The weak link in the chain is NCMEC — the whole thing relies on trusting them, because Apple only has access to the hashes of the database, not the actual photos. They have no idea what is in them, and cannot vouch for the contents themselves.
But let’s say we trust NCMEC, and that no US government agency has inserted other photos without their knowledge, and that 100% of the photos are kiddie porn. Apple is rolling this out first in the US, and then to the rest of the world, and they operate in many countries with authoritarian governments. What if China wants a similar system, and inserts photos of dissidents like “Tank Man.” Vladimir Putin would certainly like to know who has certain photos on their phones.
There was this interesting exchange in the New York Times article between Matthew Green, a cryptography professor at Johns Hopkins, and Erik Neuenschwander, Apple’s Chief Privacy Engineer:
“What happens when other governments ask Apple to use this for other purposes?” Mr. Green asked. “What’s Apple going to say?”

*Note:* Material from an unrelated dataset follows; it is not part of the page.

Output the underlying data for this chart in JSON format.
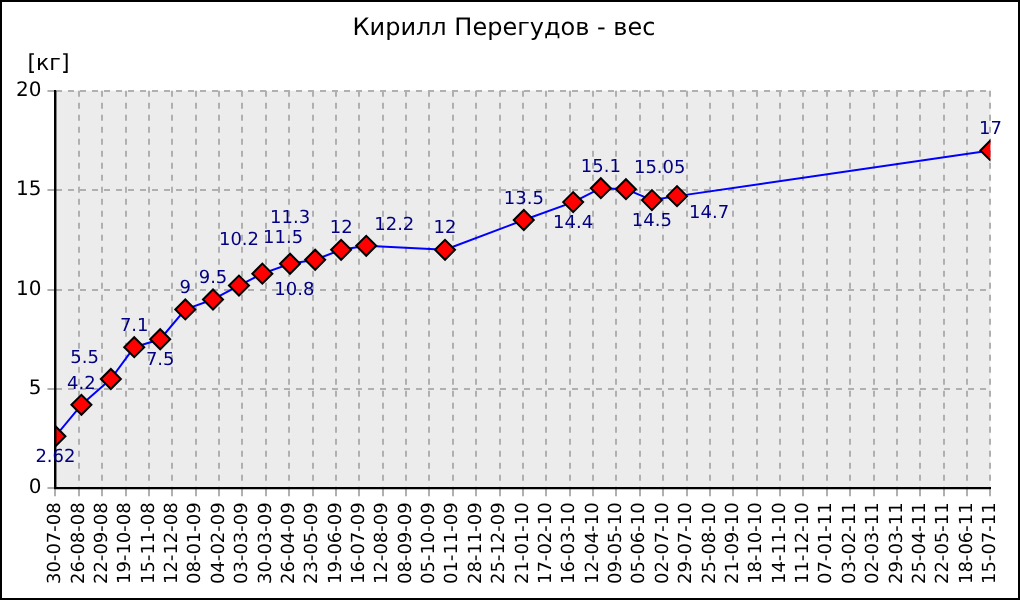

Mr. Neuenschwander dismissed those concerns, saying that safeguards are in place to prevent abuse of the system and that Apple would reject any such demands from a government.
“We will inform them that we did not build the thing they’re thinking of,” he said.
Even if we take Apple’s intentions as pure, fiscal 2021 will be a record year for Apple everywhere, but especially in China, where they will book near $70 billion in net sales and $30 billion in operating profits. Not for nothing, but they also make most of their devices there. The Chinese Communist Party views this as leverage, and it is. Would Apple give up 20% of their top line if push came to shove? Let’s hope we don’t have to answer that question.
This is an extremely well-designed backdoor, but a backdoor is a backdoor, no matter how well designed it is.